- The Washington Times - Wednesday, March 1, 2006

A colorful bus from Cleveland yesterday delivered a gift of literature for nearly 100 D.C. students.

The Busy Bookmobile visited Smothers Elementary School in Northeast to provide multicultural books to students participating in the Afterschool for All program.

“We bring in books from all over the world,” said Deborah McHamm, president and chief executive officer of A Cultural Exchange, a nonprofit literacy/arts organization that operates the bookmobile. “Kids can find books here from Brazil, Korea, Eastern Europe and Africa.”

The bookmobile offers titles such as “Babushka’s Doll” and “The Dancing Dragon,” as well as multimedia equipment. A hydraulic lift helps handicapped children into the bus.

“This visit could not have come at a better time,” said Angela N. Morton, the school’s principal. “It is the day before we celebrate Read Across America Day in honor of Dr. Seuss’ birthday.”

Fourth-grader Dione Adams was among the students who visited the bookmobile. The 9-year-old said she has almost finished her 30 books.

Ms. Morton explained that D.C. public schools require students to read 30 books each year and write reports on them.

“I am going to read my book for my next book report,” Dione said.

She and her friend Shaniah Davis, 9, selected the same book, “The Mystery of the Missing Dog” by Elizabeth Levy, so they could read it together.

Today, Smothers will welcome parents, grandparents and non-teaching staff members who have volunteered to read to the children.

The bookmobile stopped at Smothers on the way to a U.S. Department of Education conference, its first trip to the D.C. area.

Mrs. McHamm started A Cultural Exchange in 1991 with help from a group of black women in Cleveland.

“We looked at the statistics and found that the teachers are fantastic, the kids are fabulous, but there was still a disconnect somewhere,” she said. “So we started looking for that disconnect.”

What they found was a shortage of quality books with which children could identify and would read, Mrs.

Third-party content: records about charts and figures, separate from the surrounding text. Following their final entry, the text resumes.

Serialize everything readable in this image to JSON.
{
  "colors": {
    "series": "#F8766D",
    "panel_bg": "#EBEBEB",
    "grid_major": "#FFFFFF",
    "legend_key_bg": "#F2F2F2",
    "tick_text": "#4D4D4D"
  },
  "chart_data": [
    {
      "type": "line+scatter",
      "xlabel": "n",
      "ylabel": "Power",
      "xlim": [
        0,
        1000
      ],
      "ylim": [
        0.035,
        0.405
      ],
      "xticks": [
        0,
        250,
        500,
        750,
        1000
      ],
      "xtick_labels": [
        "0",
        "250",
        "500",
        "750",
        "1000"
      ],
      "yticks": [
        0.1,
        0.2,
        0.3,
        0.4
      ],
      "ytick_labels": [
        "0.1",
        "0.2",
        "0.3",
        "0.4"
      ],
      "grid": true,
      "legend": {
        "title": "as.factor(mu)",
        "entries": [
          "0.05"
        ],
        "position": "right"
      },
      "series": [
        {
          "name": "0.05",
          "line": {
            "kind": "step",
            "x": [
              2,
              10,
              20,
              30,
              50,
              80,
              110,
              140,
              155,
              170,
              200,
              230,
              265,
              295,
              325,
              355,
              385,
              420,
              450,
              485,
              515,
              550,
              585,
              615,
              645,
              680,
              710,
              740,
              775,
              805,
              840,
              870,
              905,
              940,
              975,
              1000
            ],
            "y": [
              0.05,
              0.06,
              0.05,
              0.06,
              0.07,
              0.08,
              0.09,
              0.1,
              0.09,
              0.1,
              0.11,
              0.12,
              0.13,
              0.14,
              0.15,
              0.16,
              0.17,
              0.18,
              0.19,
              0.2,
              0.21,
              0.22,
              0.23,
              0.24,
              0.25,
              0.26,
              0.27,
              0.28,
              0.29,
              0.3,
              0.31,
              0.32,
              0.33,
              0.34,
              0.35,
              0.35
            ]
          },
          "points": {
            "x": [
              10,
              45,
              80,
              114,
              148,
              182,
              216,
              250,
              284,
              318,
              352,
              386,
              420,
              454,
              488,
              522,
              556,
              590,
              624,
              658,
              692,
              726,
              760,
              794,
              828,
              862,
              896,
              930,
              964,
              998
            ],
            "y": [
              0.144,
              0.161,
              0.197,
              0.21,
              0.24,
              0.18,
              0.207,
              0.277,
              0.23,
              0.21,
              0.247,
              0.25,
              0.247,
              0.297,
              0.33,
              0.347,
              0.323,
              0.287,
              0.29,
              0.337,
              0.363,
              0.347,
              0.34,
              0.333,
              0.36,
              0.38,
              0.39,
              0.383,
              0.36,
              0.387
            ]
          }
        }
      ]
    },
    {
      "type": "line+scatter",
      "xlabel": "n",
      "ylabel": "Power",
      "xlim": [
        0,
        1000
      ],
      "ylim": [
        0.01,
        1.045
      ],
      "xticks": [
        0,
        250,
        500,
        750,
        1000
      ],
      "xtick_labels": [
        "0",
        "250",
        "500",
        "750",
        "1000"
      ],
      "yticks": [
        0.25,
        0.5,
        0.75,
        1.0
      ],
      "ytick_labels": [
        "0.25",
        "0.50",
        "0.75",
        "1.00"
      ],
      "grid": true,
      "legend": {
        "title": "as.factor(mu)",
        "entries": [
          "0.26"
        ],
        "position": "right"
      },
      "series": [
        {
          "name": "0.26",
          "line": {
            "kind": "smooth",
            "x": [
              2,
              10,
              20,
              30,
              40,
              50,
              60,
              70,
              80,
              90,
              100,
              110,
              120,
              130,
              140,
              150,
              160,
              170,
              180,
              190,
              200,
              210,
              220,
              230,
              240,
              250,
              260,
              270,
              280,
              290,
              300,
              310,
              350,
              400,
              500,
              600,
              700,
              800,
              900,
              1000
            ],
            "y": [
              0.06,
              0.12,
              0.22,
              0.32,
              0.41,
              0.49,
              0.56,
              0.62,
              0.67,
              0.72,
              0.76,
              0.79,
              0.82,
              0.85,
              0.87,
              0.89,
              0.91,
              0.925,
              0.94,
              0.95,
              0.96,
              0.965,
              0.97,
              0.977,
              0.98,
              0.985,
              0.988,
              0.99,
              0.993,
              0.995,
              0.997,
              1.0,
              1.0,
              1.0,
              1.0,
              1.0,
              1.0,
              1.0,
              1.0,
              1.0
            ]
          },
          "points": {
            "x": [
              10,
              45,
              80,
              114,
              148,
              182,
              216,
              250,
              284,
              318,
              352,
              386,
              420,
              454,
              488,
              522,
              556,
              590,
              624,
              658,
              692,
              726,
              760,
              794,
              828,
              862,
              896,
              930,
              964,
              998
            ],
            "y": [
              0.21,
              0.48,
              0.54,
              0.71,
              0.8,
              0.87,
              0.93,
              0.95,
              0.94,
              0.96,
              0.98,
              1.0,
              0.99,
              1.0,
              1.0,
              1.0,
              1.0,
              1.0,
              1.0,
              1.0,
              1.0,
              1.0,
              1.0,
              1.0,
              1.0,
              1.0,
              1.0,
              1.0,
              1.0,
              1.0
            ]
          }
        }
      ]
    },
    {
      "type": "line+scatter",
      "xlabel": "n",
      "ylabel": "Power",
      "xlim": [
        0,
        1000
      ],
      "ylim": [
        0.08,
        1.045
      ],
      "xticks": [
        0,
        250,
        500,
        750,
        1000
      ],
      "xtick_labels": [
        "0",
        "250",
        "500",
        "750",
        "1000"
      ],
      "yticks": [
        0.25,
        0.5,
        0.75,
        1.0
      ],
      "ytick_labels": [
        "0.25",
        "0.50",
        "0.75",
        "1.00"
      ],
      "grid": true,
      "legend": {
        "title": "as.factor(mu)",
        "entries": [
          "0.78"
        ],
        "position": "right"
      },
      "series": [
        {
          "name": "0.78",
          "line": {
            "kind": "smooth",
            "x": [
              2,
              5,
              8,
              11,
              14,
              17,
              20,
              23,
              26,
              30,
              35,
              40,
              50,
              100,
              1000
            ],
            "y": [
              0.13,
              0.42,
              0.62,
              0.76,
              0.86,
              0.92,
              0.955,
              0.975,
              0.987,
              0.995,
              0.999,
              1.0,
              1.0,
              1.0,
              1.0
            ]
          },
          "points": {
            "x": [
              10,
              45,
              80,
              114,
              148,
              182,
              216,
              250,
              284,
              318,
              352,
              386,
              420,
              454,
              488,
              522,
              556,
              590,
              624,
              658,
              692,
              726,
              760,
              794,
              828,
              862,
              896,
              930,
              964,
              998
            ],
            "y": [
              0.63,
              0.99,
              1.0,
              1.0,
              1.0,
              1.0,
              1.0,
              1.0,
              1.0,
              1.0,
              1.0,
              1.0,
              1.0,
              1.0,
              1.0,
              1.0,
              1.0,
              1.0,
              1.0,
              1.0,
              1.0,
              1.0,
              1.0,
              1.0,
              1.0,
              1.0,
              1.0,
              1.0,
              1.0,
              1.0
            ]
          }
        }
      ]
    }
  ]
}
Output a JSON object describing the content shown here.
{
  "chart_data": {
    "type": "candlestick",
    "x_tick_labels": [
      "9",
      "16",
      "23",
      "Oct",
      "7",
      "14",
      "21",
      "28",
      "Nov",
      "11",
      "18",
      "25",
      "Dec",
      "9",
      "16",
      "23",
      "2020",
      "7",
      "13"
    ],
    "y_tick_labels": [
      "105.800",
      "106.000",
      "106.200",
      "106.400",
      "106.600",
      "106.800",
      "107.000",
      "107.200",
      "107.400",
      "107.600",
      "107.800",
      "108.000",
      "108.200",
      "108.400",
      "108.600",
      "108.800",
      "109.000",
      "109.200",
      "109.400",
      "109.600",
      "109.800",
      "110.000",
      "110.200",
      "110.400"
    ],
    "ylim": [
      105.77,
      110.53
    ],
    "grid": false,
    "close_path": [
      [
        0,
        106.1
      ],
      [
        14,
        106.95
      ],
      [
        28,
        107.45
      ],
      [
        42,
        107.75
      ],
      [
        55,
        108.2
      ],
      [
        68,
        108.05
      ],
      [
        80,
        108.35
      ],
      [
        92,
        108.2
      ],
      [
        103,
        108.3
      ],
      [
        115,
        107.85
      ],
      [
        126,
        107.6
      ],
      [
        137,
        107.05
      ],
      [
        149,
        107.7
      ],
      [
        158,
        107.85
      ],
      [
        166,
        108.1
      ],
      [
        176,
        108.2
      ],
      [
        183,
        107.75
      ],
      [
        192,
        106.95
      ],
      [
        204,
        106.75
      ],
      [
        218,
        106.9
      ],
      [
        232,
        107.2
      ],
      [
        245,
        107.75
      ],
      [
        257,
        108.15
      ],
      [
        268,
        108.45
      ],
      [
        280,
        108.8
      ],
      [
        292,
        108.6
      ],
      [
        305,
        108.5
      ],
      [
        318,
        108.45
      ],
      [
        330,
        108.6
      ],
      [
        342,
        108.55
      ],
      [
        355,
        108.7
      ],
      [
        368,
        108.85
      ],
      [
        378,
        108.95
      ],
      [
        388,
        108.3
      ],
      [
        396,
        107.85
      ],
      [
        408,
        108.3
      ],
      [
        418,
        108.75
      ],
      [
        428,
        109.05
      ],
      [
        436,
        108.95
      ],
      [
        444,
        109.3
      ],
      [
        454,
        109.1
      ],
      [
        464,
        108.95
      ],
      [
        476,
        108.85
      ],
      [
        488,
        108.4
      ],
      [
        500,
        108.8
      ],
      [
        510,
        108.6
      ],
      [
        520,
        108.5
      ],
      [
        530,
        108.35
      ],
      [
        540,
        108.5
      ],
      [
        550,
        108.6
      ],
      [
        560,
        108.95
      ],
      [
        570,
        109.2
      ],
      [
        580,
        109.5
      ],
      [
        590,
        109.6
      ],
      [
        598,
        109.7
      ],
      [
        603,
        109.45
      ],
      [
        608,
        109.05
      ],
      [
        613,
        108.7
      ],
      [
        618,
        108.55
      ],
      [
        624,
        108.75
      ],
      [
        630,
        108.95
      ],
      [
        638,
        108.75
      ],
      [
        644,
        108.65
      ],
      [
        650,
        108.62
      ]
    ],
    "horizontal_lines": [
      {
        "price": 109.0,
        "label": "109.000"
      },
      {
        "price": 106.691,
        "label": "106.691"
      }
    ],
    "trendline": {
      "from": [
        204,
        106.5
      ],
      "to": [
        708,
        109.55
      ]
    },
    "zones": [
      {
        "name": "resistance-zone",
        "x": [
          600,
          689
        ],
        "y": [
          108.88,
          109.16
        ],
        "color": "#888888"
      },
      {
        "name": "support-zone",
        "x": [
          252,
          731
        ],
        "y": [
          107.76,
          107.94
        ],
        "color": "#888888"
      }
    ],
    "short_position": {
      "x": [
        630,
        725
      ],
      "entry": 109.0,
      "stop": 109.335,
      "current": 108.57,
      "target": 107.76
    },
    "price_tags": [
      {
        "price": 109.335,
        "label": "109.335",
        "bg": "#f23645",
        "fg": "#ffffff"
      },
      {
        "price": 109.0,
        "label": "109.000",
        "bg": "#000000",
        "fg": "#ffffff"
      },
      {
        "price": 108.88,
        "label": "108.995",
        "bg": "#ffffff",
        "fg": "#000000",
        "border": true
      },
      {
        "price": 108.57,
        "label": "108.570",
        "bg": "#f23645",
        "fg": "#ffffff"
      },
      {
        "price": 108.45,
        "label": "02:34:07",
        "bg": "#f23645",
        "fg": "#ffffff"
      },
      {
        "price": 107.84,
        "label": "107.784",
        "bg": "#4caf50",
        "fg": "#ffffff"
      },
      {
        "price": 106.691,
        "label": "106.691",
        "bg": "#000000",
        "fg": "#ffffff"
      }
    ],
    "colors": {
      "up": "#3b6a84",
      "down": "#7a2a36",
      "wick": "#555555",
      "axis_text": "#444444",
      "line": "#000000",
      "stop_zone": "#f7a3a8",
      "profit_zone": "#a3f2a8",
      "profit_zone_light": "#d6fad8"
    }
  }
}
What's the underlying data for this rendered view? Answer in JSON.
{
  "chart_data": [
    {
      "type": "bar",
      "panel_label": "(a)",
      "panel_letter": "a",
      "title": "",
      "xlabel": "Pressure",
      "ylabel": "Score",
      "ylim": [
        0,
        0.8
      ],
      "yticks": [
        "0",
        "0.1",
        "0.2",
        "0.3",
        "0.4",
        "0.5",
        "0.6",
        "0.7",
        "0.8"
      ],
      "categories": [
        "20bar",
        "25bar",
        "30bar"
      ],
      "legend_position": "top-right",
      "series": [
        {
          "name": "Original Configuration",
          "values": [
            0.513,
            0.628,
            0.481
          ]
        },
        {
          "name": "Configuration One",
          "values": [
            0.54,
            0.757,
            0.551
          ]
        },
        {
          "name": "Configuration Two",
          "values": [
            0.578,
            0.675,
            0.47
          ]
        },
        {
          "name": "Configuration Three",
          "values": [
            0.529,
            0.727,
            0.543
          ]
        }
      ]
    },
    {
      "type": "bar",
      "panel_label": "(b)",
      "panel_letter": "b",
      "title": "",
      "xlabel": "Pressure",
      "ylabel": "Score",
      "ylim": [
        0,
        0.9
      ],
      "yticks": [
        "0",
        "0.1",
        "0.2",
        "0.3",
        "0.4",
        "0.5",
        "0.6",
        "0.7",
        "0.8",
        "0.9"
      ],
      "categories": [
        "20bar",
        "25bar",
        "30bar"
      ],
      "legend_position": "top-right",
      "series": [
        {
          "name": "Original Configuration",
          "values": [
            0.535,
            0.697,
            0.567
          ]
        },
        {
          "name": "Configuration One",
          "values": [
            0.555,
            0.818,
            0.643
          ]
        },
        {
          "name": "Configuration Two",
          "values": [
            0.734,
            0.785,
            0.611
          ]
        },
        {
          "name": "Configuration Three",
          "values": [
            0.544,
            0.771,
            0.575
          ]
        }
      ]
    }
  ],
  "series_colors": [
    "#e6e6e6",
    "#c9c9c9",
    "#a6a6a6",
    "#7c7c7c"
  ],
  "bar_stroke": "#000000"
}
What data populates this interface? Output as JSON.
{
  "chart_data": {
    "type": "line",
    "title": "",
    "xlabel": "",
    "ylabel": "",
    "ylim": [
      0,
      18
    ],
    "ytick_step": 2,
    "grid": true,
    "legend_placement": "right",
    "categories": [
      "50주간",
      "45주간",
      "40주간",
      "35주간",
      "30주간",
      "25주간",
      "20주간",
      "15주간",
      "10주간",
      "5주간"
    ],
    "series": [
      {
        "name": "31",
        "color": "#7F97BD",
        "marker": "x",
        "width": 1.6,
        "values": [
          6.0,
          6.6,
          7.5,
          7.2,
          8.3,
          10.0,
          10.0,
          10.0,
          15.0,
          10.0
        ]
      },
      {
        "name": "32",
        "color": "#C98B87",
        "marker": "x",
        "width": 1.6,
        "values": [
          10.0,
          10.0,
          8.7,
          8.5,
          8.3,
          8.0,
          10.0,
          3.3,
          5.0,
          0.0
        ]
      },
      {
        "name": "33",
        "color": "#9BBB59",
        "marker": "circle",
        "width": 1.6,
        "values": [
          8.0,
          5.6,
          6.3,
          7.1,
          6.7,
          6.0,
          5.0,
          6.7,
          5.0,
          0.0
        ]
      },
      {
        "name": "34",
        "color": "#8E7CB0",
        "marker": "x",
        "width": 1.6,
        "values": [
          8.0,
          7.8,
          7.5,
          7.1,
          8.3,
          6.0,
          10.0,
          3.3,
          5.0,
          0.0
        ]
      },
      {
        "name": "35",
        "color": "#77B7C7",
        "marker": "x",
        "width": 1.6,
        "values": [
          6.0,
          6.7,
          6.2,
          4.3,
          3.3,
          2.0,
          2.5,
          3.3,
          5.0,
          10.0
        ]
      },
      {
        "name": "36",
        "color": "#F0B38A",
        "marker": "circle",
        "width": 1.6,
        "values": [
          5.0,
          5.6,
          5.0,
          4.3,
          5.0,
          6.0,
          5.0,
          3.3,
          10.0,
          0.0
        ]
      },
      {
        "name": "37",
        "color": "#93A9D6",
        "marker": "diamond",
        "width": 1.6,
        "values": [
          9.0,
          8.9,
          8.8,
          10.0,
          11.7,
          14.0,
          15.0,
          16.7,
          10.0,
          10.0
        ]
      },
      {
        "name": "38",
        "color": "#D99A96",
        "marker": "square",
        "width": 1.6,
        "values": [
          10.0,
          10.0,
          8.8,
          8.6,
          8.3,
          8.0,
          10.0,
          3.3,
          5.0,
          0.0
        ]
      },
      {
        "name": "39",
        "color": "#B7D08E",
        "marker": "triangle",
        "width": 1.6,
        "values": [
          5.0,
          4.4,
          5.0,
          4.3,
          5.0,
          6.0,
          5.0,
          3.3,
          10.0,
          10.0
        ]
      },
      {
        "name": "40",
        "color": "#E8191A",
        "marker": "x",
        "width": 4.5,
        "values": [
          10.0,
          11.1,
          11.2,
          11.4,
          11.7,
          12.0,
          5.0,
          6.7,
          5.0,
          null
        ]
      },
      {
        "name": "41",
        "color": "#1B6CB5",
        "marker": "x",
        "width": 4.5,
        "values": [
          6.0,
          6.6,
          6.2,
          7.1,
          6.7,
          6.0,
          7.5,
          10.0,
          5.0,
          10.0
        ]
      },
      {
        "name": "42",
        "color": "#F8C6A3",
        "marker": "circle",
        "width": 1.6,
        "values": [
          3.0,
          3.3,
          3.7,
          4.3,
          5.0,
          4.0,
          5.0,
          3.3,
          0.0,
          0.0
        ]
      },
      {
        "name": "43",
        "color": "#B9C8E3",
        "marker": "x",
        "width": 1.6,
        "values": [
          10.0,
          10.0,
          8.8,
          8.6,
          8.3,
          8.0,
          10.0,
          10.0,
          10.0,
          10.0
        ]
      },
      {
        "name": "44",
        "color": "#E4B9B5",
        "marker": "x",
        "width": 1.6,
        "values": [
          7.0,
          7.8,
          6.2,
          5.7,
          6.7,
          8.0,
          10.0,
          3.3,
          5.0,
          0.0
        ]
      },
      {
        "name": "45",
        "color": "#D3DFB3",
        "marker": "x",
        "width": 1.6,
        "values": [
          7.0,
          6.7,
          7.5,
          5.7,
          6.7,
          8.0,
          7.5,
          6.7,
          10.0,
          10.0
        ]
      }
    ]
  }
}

McHamm said.

“We think the problem is access,” she said. “These books are multicultural because we need these babies to see themselves in a positive light.”

Children in pre-kindergarten through sixth grade were welcome to board the bus and purchase a new book for 50 cents to $1. The books, subsidized by private and public funds, were sold to children below retail price.

Each student was given $1 by the NeuroLanguage Corp., an international technology company that has partnered with D.C. public schools to help with after-school programs. The company also gave each child an electronic bookmark that will track how long the student reads.

Eighty percent of the students at Smothers attend the after-school academics, arts, sports and community programs. The Afterschool for All program is under the Extended Education Programs in D.C.

The Busy Bookmobile will return to the area soon, Mrs. McHamm promised.

“This is not just a bus for low-income kids,” she said. “It is a bus for all kids.”